Book One of the Saga, however, concerns us with dragons in America and, in particular, New Jersey. I know, I know. Pirates, sure, and certainly Mafia hits dumped in the Kearny Meadows. But dragons? Well, yes. I mean, who do you think started those fires in the Pine Barrens? You know, the ones they can never seem to put out? And why do you think the Lenape refused to live there?

The whole place was one big hatchery. In fact, men of the late 1800’s may have owed a great debt to the local lizards. A handful of towns sprang up in the Barrens centered around iron-smelting. During the Civil War the cannonballs manufactured in the Barrens came into high demand for their resiliency and the deadly sharpness of their fragments upon detonation. Forensic archeologists have recently discovered why.

The bog-iron found in the Barrens was rich in a substance scientists have dubbed ‘kryptonite’. When heated, the substance liquefies to a khaki-colored sludge, then hardens to dark metallic green. This green substance, when further analyzed, turned out to be scat. Poop. Doo doo.

According to Lenape legend, dragons ruled the barrens. They built nests in the loamy sand and warmed their eggs over beds of slow-burning bog-peat. They did this for hundreds, maybe even thousands of years. The Lenape had the good sense to keep clear of the hatcheries, but the white Europeans that arrived early in the 17th C did not. Driven by their lust for resources (bog iron) and armed with their disdain for local custom, they turned the deer trails into sand roads and burrowed into the heart of the dragons’ sanctuary, driving them deeper into the pinewoods and irrevocably disrupting their cycles of reproduction.

Some think the dragons took revenge before they were driven out for good. The list of ghost towns in the Barrens reads like a directory. Martha Furnace, Hampton Furnace, Weymouth Furnace. Nothing left but traces. But this writer wonders if they didn’t leave something of themselves behind.

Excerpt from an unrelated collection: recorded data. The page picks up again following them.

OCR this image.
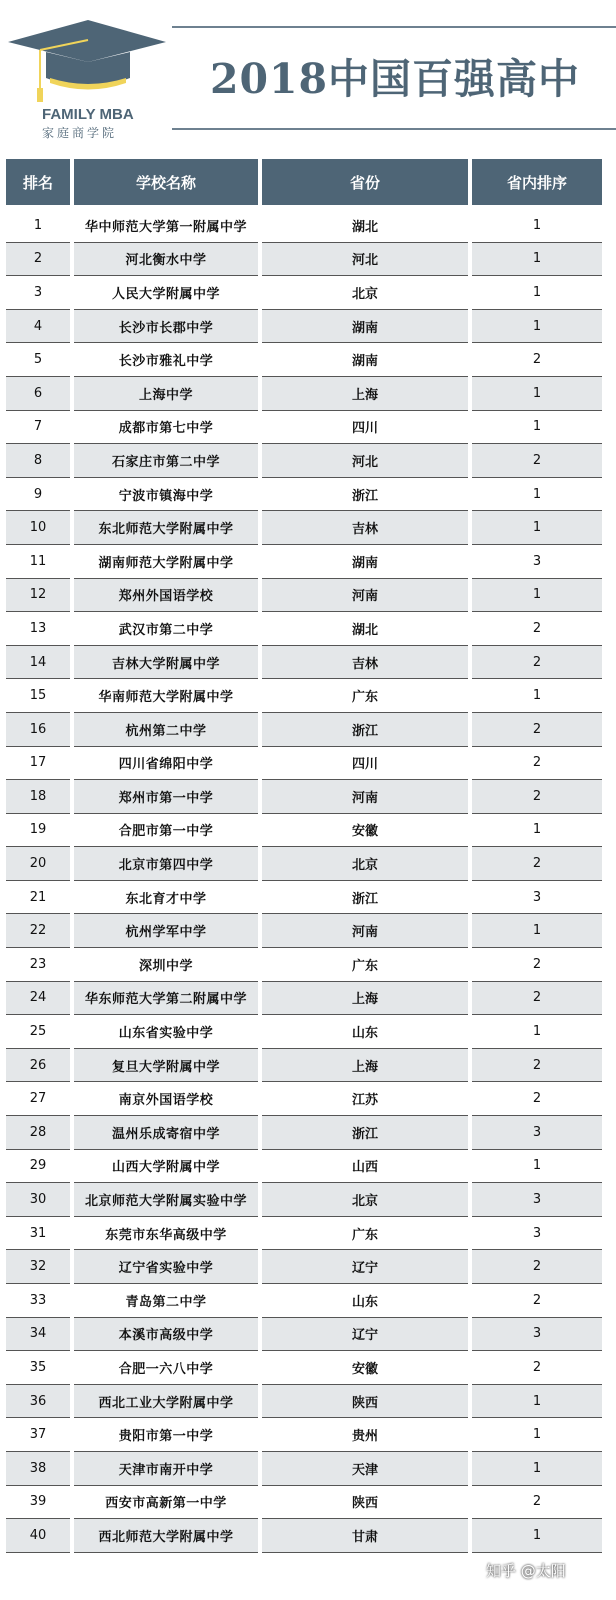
FAMILY MBA
家庭商学院
2018中国百强高中
排名	学校名称	省份	省内排序
1	华中师范大学第一附属中学	湖北	1
2	河北衡水中学	河北	1
3	人民大学附属中学	北京	1
4	长沙市长郡中学	湖南	1
5	长沙市雅礼中学	湖南	2
6	上海中学	上海	1
7	成都市第七中学	四川	1
8	石家庄市第二中学	河北	2
9	宁波市镇海中学	浙江	1
10	东北师范大学附属中学	吉林	1
11	湖南师范大学附属中学	湖南	3
12	郑州外国语学校	河南	1
13	武汉市第二中学	湖北	2
14	吉林大学附属中学	吉林	2
15	华南师范大学附属中学	广东	1
16	杭州第二中学	浙江	2
17	四川省绵阳中学	四川	2
18	郑州市第一中学	河南	2
19	合肥市第一中学	安徽	1
20	北京市第四中学	北京	2
21	东北育才中学	浙江	3
22	杭州学军中学	河南	1
23	深圳中学	广东	2
24	华东师范大学第二附属中学	上海	2
25	山东省实验中学	山东	1
26	复旦大学附属中学	上海	2
27	南京外国语学校	江苏	2
28	温州乐成寄宿中学	浙江	3
29	山西大学附属中学	山西	1
30	北京师范大学附属实验中学	北京	3
31	东莞市东华高级中学	广东	3
32	辽宁省实验中学	辽宁	2
33	青岛第二中学	山东	2
34	本溪市高级中学	辽宁	3
35	合肥一六八中学	安徽	2
36	西北工业大学附属中学	陕西	1
37	贵阳市第一中学	贵州	1
38	天津市南开中学	天津	1
39	西安市高新第一中学	陕西	2
40	西北师范大学附属中学	甘肃	1
知乎 @太阳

The most famous legend of the Barrens is that of the Jersey Devil. Motorists on the Garden State Parkway claim to have seen it lurking at the side of the road at dusk or darting overhead at night. The Devil has been depicted in various ways, sometimes black, sometimes red, but always with a reptilian face and a pair of bat-like wings. Google it. See for yourself. Or better yet, go down to the Barrens, park your car and venture down a sand road that twists and turns, then turns again. You’ll soon find yourself surrounded by deep silence. Then a twig will snap or a bush will rustle and you’ll think, “what if?”

A few years ago a dragon of medium size showed up in New Hope, Pennsylvania, just down the road from where I live. New Hope is a river town where magic lingers in the shadows and ghosts stay on for the beauty of the stone houses and the watery dusk light. The beast settled behind a row of shops near Pidcock Creek, probably to take advantage of the sizeable duck population.

No one paid him much mind (people are accustomed to seeing odd things in New Hope) and he stayed for nearly a year. Then one day he vanished. I for one felt diminished. I visited him several times, at a distance, of course, and felt I was beginning to win his trust. So I was delighted to hear that he has been seen in Tyler State Park in Newtown. They have geese there. Too many, I’m told. Perhaps they’ll work out an arrangement.